- bruno: Regarding: "System updates may only be deferred for a short time after which they will be installed automatically", this admin needs to be able to defer some updates indefinitely. I have had a period where it took over a year for a kernel bug affecting my hardware (causing a lock up) to get fixed. During that time kernel updates broke my system.
- bruno: For the boot testing (particularly in rawhide), you may want to add upstart to the list. A recent upstart change caused some surprises for me. After an update the reboot command didn't work until I had rebooted the system. A custom event in /etc/event.d stopped working and it seems that whole directory got depreciated.
- oget: I know this part is sketchy but... "gnome-session: * since nothing starts without it" : I have many systems here which don't have gnome-session but everything that I and all my users need seems to start without it.
- ffesti: Having a user's view on updates makes perfect sense. Mixing updating and testing policy with usability issues of the updating tools is probably not helping. Both require very different considerations and affect very different people and pieces of software. I would suggest splitting things up and just link to one another.
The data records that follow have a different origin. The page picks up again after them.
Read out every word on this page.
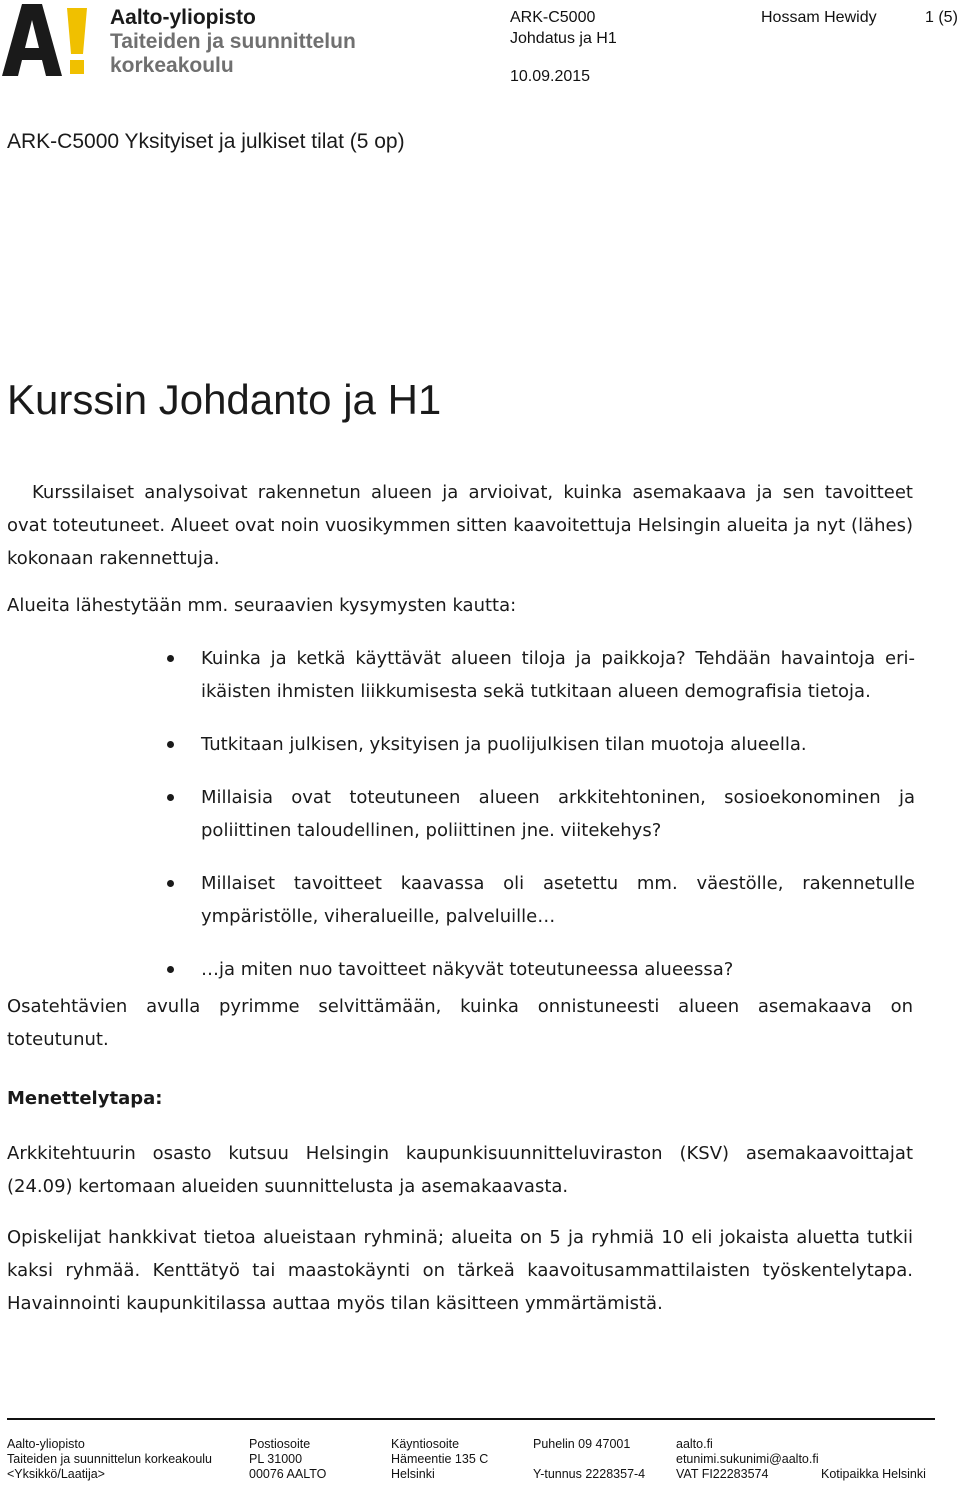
Aalto-yliopisto
Taiteiden ja suunnittelun
korkeakoulu
ARK-C5000
Johdatus ja H1
10.09.2015
Hossam Hewidy	1 (5)
ARK-C5000 Yksityiset ja julkiset tilat (5 op)
Kurssin Johdanto ja H1
Kurssilaiset analysoivat rakennetun alueen ja arvioivat, kuinka asemakaava ja sen tavoitteet ovat toteutuneet. Alueet ovat noin vuosikymmen sitten kaavoitettuja Helsingin alueita ja nyt (lähes) kokonaan rakennettuja.
Alueita lähestytään mm. seuraavien kysymysten kautta:
Kuinka ja ketkä käyttävät alueen tiloja ja paikkoja? Tehdään havaintoja eri-ikäisten ihmisten liikkumisesta sekä tutkitaan alueen demografisia tietoja.
Tutkitaan julkisen, yksityisen ja puolijulkisen tilan muotoja alueella.
Millaisia ovat toteutuneen alueen arkkitehtoninen, sosioekonominen ja poliittinen taloudellinen, poliittinen jne. viitekehys?
Millaiset tavoitteet kaavassa oli asetettu mm. väestölle, rakennetulle ympäristölle, viheralueille, palveluille…
…ja miten nuo tavoitteet näkyvät toteutuneessa alueessa?
Osatehtävien avulla pyrimme selvittämään, kuinka onnistuneesti alueen asemakaava on toteutunut.
Menettelytapa:
Arkkitehtuurin osasto kutsuu Helsingin kaupunkisuunnitteluviraston (KSV) asemakaavoittajat (24.09) kertomaan alueiden suunnittelusta ja asemakaavasta.
Opiskelijat hankkivat tietoa alueistaan ryhminä; alueita on 5 ja ryhmiä 10 eli jokaista aluetta tutkii kaksi ryhmää. Kenttätyö tai maastokäynti on tärkeä kaavoitusammattilaisten työskentelytapa. Havainnointi kaupunkitilassa auttaa myös tilan käsitteen ymmärtämistä.
Aalto-yliopisto
Taiteiden ja suunnittelun korkeakoulu
<Yksikkö/Laatija>
Postiosoite
PL 31000
00076 AALTO
Käyntiosoite
Hämeentie 135 C
Helsinki
Puhelin 09 47001
Y-tunnus 2228357-4
aalto.fi
etunimi.sukunimi@aalto.fi
VAT FI22283574	Kotipaikka Helsinki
- ffesti: Grouping updates by application and putting everything else into a "system software" bucket is a usable interface. Nevertheless it does not address the actual flaw of the updater UI: It does not provide the information needed by the user to make the decision he has to make: "Update now or later?" (or do something complicated). To make this decision the user needs to know how important the update is (the current levels are just fine but are not displayed in the overall summary) and how expensive it is in term of system resources and interruption. Download size is probably a good enough estimate for the system resources used. But telling the user he has to reboot after he has installed the updates is much too late. Requiring reboot or logout are the major interruptions - just followed by applications that needs to be restarted. This should be stated at the very beginning. With this information in place the informations about updates - grouped cleverly or not - can just be hidden by a "Details" button that shows the list of applications or packages to be updated.
- ffesti: Update on shut down is a nice feature. Nevertheless there are quite some systems that are not shut down often enough to rely on that for installing all updates. Laptops are often just suspended/hibernated instead of shut down. Even many desktop machines are run 24/7.
- ffesti: "Users should be able to detect whether updates are available from within the app they are using." I guess we are talking about updates for the app currently used. I strongly disagree with this idea. Teaching all kind of applications about all kind of different update mechanism out there is just not possible. Even if there was only one way to update applications this is just a waste of time. I doubt that much upstream project will even consider integrating this.